As an undergrad in the process of applying to law school, I have a good understanding of how misleading numbers can be. I’m a better candidate than my LSAT score might indicate (I swear); my grade point average isn’t enough for law schools to judge me by because of a little thing called grade inflation, and just about every school insists it is better than its ranking in the U.S. News and World Report. By all accounts, to truly understand, you have to look beyond the numbers. Got it?
Detroit is the most dangerous city in America – according to crime statistics tallied by the Federal Bureau of Investigation and fudged and released in a report called “City Crime Rankings: Crime in Metropolitan America” by CQ Press.
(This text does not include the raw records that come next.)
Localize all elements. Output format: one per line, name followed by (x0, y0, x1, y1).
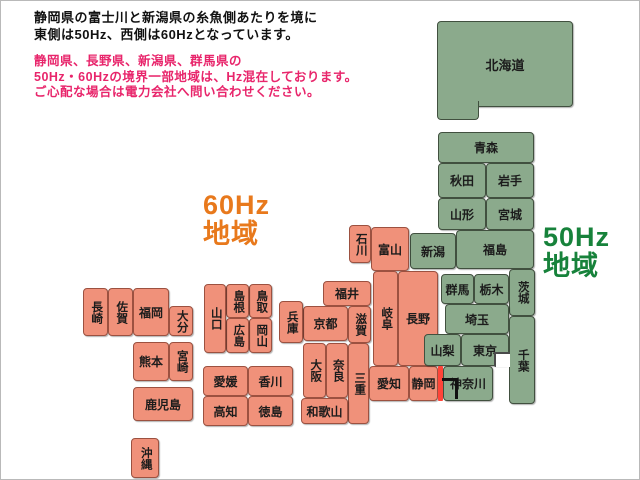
prefecture-hyogo: 兵庫 (279, 301, 303, 343)
prefecture-oita: 大分 (169, 306, 193, 336)
prefecture-osaka: 大阪 (303, 343, 326, 398)
prefecture-label-miyazaki: 宮崎 (175, 350, 187, 373)
prefecture-fukushima: 福島 (456, 230, 534, 269)
prefecture-label-niigata: 新潟 (421, 243, 445, 260)
prefecture-label-mie: 三重 (353, 372, 365, 395)
prefecture-tochigi: 栃木 (474, 274, 509, 304)
prefecture-label-ehime: 愛媛 (213, 373, 237, 390)
prefecture-label-tochigi: 栃木 (479, 281, 503, 298)
fujikawa-boundary-line (442, 378, 458, 399)
prefecture-yamagata: 山形 (438, 198, 486, 230)
prefecture-label-kumamoto: 熊本 (139, 353, 163, 370)
prefecture-akita: 秋田 (438, 163, 486, 198)
prefecture-label-osaka: 大阪 (309, 359, 321, 382)
prefecture-label-nara: 奈良 (331, 359, 343, 382)
prefecture-miyazaki: 宮崎 (169, 342, 193, 381)
prefecture-label-kagoshima: 鹿児島 (145, 396, 181, 413)
prefecture-label-hiroshima: 広島 (232, 324, 244, 347)
prefecture-ehime: 愛媛 (203, 366, 248, 396)
prefecture-label-kyoto: 京都 (313, 315, 337, 332)
prefecture-toyama: 富山 (371, 227, 409, 271)
prefecture-ibaraki: 茨城 (509, 269, 535, 316)
prefecture-tokushima: 徳島 (248, 396, 293, 426)
prefecture-gifu: 岐阜 (373, 271, 398, 366)
prefecture-label-saga: 佐賀 (115, 301, 127, 324)
prefecture-label-shizuoka: 静岡 (411, 375, 435, 392)
mixed-frequency-notice-line2: 50Hz・60Hzの境界一部地域は、Hz混在しております。 (34, 70, 358, 86)
prefecture-label-nagasaki: 長崎 (90, 301, 102, 324)
tokyo-bay-notch (494, 352, 510, 367)
prefecture-label-shimane: 島根 (232, 290, 244, 313)
prefecture-label-akita: 秋田 (450, 172, 474, 189)
legend-60hz-area-label: 地域 (203, 220, 270, 249)
prefecture-hokkaido-leg (437, 101, 479, 120)
prefecture-label-aichi: 愛知 (377, 375, 401, 392)
prefecture-okayama: 岡山 (249, 318, 272, 353)
prefecture-label-yamagata: 山形 (450, 206, 474, 223)
prefecture-label-kochi: 高知 (213, 403, 237, 420)
prefecture-fukuoka: 福岡 (133, 288, 169, 336)
prefecture-label-gunma: 群馬 (445, 281, 469, 298)
prefecture-shizuoka: 静岡 (409, 366, 438, 401)
prefecture-label-ibaraki: 茨城 (516, 281, 528, 304)
prefecture-label-tottori: 鳥取 (255, 290, 267, 313)
mixed-frequency-notice-line3: ご心配な場合は電力会社へ問い合わせください。 (34, 85, 358, 101)
prefecture-yamanashi: 山梨 (424, 334, 461, 366)
prefecture-label-tokushima: 徳島 (258, 403, 282, 420)
prefecture-hiroshima: 広島 (226, 318, 249, 353)
prefecture-ishikawa: 石川 (349, 225, 371, 263)
prefecture-fukui: 福井 (323, 281, 371, 306)
prefecture-label-shiga: 滋賀 (354, 313, 366, 336)
prefecture-label-nagano: 長野 (406, 310, 430, 327)
prefecture-label-toyama: 富山 (378, 241, 402, 258)
prefecture-gunma: 群馬 (441, 274, 474, 304)
boundary-description-line1: 静岡県の富士川と新潟県の糸魚側あたりを境に (34, 9, 318, 26)
prefecture-okinawa: 沖縄 (131, 438, 159, 478)
prefecture-yamaguchi: 山口 (204, 284, 226, 353)
prefecture-saga: 佐賀 (108, 288, 133, 336)
prefecture-label-okayama: 岡山 (255, 324, 267, 347)
prefecture-niigata: 新潟 (410, 233, 456, 269)
prefecture-label-fukushima: 福島 (483, 241, 507, 258)
prefecture-nara: 奈良 (326, 343, 348, 398)
mixed-frequency-notice: 静岡県、長野県、新潟県、群馬県の 50Hz・60Hzの境界一部地域は、Hz混在し… (34, 54, 358, 101)
prefecture-kagawa: 香川 (248, 366, 293, 396)
prefecture-kyoto: 京都 (303, 306, 348, 341)
prefecture-miyagi: 宮城 (486, 198, 534, 230)
prefecture-nagasaki: 長崎 (83, 288, 108, 336)
prefecture-label-iwate: 岩手 (498, 172, 522, 189)
prefecture-shimane: 島根 (226, 284, 249, 318)
legend-60hz-label: 60Hz (203, 191, 270, 220)
legend-50hz-area: 50Hz 地域 (543, 223, 610, 281)
prefecture-label-kagawa: 香川 (258, 373, 282, 390)
prefecture-label-chiba: 千葉 (516, 349, 528, 372)
prefecture-saitama: 埼玉 (445, 304, 509, 334)
prefecture-label-oita: 大分 (175, 310, 187, 333)
prefecture-label-okinawa: 沖縄 (139, 447, 151, 470)
prefecture-label-yamanashi: 山梨 (430, 342, 454, 359)
mixed-frequency-notice-line1: 静岡県、長野県、新潟県、群馬県の (34, 54, 358, 70)
prefecture-aichi: 愛知 (369, 366, 409, 401)
prefecture-label-miyagi: 宮城 (498, 206, 522, 223)
prefecture-iwate: 岩手 (486, 163, 534, 198)
prefecture-mie: 三重 (348, 343, 369, 424)
prefecture-label-hyogo: 兵庫 (285, 311, 297, 334)
prefecture-hokkaido: 北海道 (437, 21, 573, 107)
prefecture-kumamoto: 熊本 (133, 342, 169, 381)
legend-60hz-area: 60Hz 地域 (203, 191, 270, 249)
boundary-description-line2: 東側は50Hz、西側は60Hzとなっています。 (34, 26, 318, 43)
prefecture-label-ishikawa: 石川 (354, 233, 366, 256)
frequency-map-page: 静岡県の富士川と新潟県の糸魚側あたりを境に 東側は50Hz、西側は60Hzとなっ… (0, 0, 640, 480)
prefecture-label-yamaguchi: 山口 (209, 307, 221, 330)
prefecture-aomori: 青森 (438, 132, 534, 163)
legend-50hz-label: 50Hz (543, 223, 610, 252)
prefecture-label-gifu: 岐阜 (380, 307, 392, 330)
prefecture-chiba: 千葉 (509, 316, 535, 404)
prefecture-kagoshima: 鹿児島 (133, 387, 193, 421)
prefecture-label-fukuoka: 福岡 (139, 304, 163, 321)
prefecture-label-fukui: 福井 (335, 285, 359, 302)
legend-50hz-area-label: 地域 (543, 252, 610, 281)
prefecture-label-aomori: 青森 (474, 139, 498, 156)
prefecture-kochi: 高知 (203, 396, 248, 426)
prefecture-label-saitama: 埼玉 (465, 311, 489, 328)
prefecture-shiga: 滋賀 (348, 306, 371, 343)
prefecture-tottori: 鳥取 (249, 284, 272, 318)
prefecture-wakayama: 和歌山 (301, 398, 348, 424)
prefecture-label-hokkaido: 北海道 (485, 55, 524, 74)
prefecture-label-wakayama: 和歌山 (306, 403, 342, 420)
boundary-description: 静岡県の富士川と新潟県の糸魚側あたりを境に 東側は50Hz、西側は60Hzとなっ… (34, 9, 318, 43)
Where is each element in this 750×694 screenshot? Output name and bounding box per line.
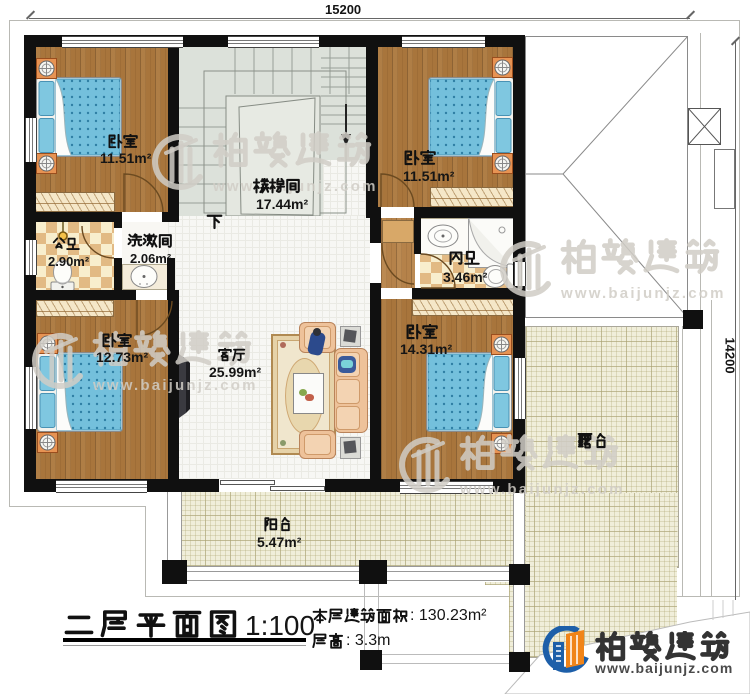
svg-text:www.baijunjz.com: www.baijunjz.com xyxy=(560,285,726,302)
svg-text:www.baijunjz.com: www.baijunjz.com xyxy=(459,481,625,498)
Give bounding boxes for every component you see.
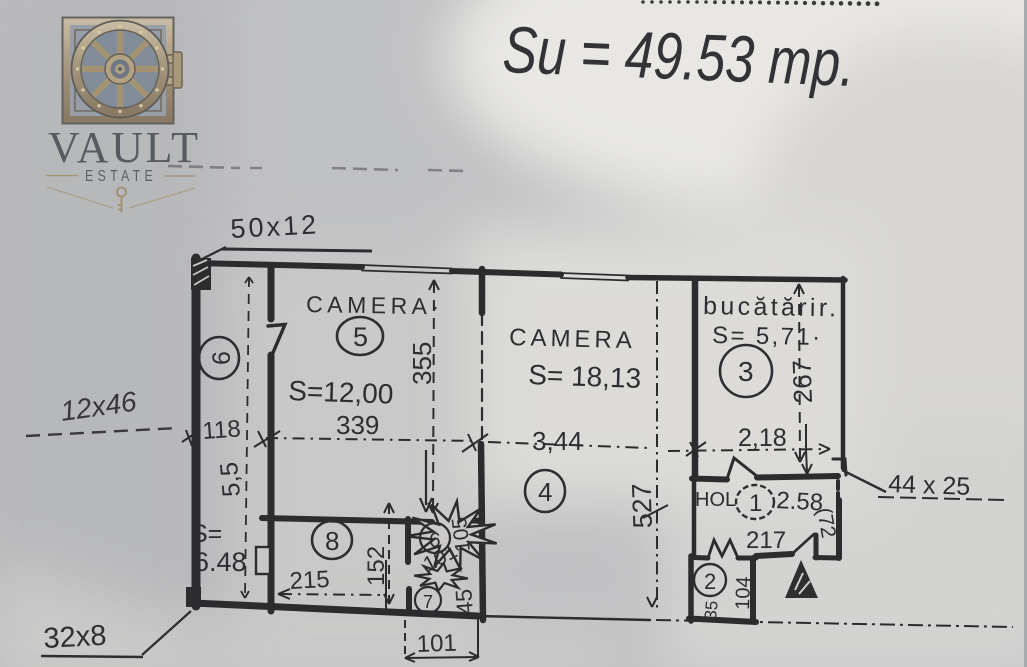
svg-text:S=: S= [191, 520, 222, 548]
svg-text:35: 35 [701, 600, 722, 621]
svg-text:152: 152 [363, 546, 390, 586]
svg-text:217: 217 [746, 527, 786, 554]
svg-text:1: 1 [749, 490, 762, 517]
svg-text:ESTATE: ESTATE [85, 168, 157, 185]
svg-text:3,44: 3,44 [532, 426, 583, 456]
svg-text:5: 5 [353, 322, 368, 352]
svg-text:6.48: 6.48 [194, 547, 247, 577]
svg-text:45: 45 [450, 588, 478, 615]
svg-text:2,18: 2,18 [738, 424, 787, 452]
svg-text:CAMERA·: CAMERA· [306, 291, 444, 319]
svg-text:355: 355 [407, 342, 437, 385]
svg-text:527: 527 [626, 483, 658, 529]
svg-text:S=12,00: S=12,00 [288, 375, 394, 410]
svg-text:339: 339 [336, 410, 379, 440]
svg-text:50x12: 50x12 [230, 209, 320, 244]
svg-text:101: 101 [416, 630, 457, 658]
svg-text:2: 2 [704, 569, 716, 594]
svg-text:104: 104 [732, 576, 755, 610]
svg-text:S= 18,13: S= 18,13 [528, 359, 642, 394]
svg-text:5,5: 5,5 [215, 461, 246, 498]
svg-text:HOL: HOL [695, 489, 736, 511]
svg-text:7: 7 [423, 592, 433, 612]
svg-text:44 x 25: 44 x 25 [888, 470, 971, 501]
svg-text:6: 6 [208, 351, 236, 365]
svg-text:3: 3 [738, 356, 754, 387]
svg-text:VAULT: VAULT [48, 123, 198, 172]
svg-text:267: 267 [787, 359, 818, 403]
svg-text:8: 8 [325, 526, 339, 556]
svg-text:CAMERA: CAMERA [509, 324, 636, 354]
svg-text:Su = 49.53 mp.: Su = 49.53 mp. [501, 12, 856, 100]
svg-text:32x8: 32x8 [43, 620, 107, 655]
svg-text:118: 118 [202, 415, 242, 445]
svg-text:215: 215 [289, 566, 330, 595]
svg-text:4: 4 [538, 477, 552, 507]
Ranking rates of violent crime such as murder and rape in 378 cities across the country (minimum population of 75,000), the report had Detroit edging out St. Louis and Flint for the crown. With the national average set at zero, Detroit’s “crime score” was 407. That ought to scare you enough to cancel that trip to the Red Wings game.
I know I’m not scared of the report’s findings. For one thing, according to The Associated Press, the FBI itself has said that “these rough rankings provide no insight” and “create misleading perceptions.” Also, the American Society of Criminology has decried the CQ Press report as “an irresponsible misuse” of crime data, the AP reported. Even overlooking all that, the fact that I lived in Detroit for several years while it topped such ridiculous lists is enough to discount for me such attempts to classify Detroit as more dangerous than any other urban center.
But I’ll tell you what does scare me. According to the AP, the people behind the report claim: The report “helps concerned Americans learn how their communities fare in the fight against crime. The first step in making our cities and states safer is to understand the true magnitude of their crime problems. This will only be achieved through straightforward data that all of us can use and understand.”
No. Taking that position is defeatist and only leads to ambivalence. Reducing violent crime to a numbers game results in simply putting more police officers in neighborhoods with high crime rates: It’s the outdated enforcement solution that has failed repeatedly for decades. We don’t need to know “the true magnitude” of America or Detroit’s crime problem; suffice it to say that there are many more violent crimes every year than there should be. What we need is to understand the specific, minute underlying factors for those crimes and their implications. We need to look beyond the numbers to understand why violent crime remains a bigger problem in America than in any comparable industrialized nation.
I went to high school in Canton, Mich. If you have picked up a local newspaper in the past couple of weeks, that might mean something to you. In a gruesome murder that left even Wayne County Prosecutor Kym Worthy shocked, a 17-year-old senior at Canton High School teamed up with an 18-year-old friend from Westland, Mich. to lure a man into his grandfather’s garage, slit his throat and repeatedly stab him before decapitating him and burning his hands and feet with a blowtorch.
I don’t know where Canton ranks on the City Crime Rankings list, but reading about that case for the first time left me paralyzed. Should we treat this murder as less important simply because there weren’t several more in its vicinity? It doesn’t matter how many other killers and murders there are in Canton: All that matters is why these two kids committed their barbaric acts.
In saying that its rankings are a vital step in stopping crime, the CQ Press is taking the easy way out. If counting murders could help stop them, then I’d be on board, but the true solution is much more demanding. A real solution would ask “why” in places where no one is comfortable; it would ask for the story of a person’s entire life, not the insignificant motion of pulling a trigger.
Preventing crimes like the one in Canton involves asking why a student who kept an extensive death list on his person at all times is still described as “a nice guy” and “a great kid” by people who knew him, as seems to be the case with every school shooter, rapist, robber, etc. Have we lost our grip on what type of behavior is a sign of clear, imminent danger?
People need to be educated, not frightened. We have distractive, unproductive lists like the City Crime Rankings to blame for shifting the focus from understanding to enforcement, but we’re not going to win this battle with police officers and prosecutors alone. We need doctors, psychiatrists, sociologists and experts in many other fields to share information, codify procedure and diagnoses and be forthcoming with their insights on every individual crime and its circumstances.
But all that means nothing if you’re bent on making a horse race out of crime statistics.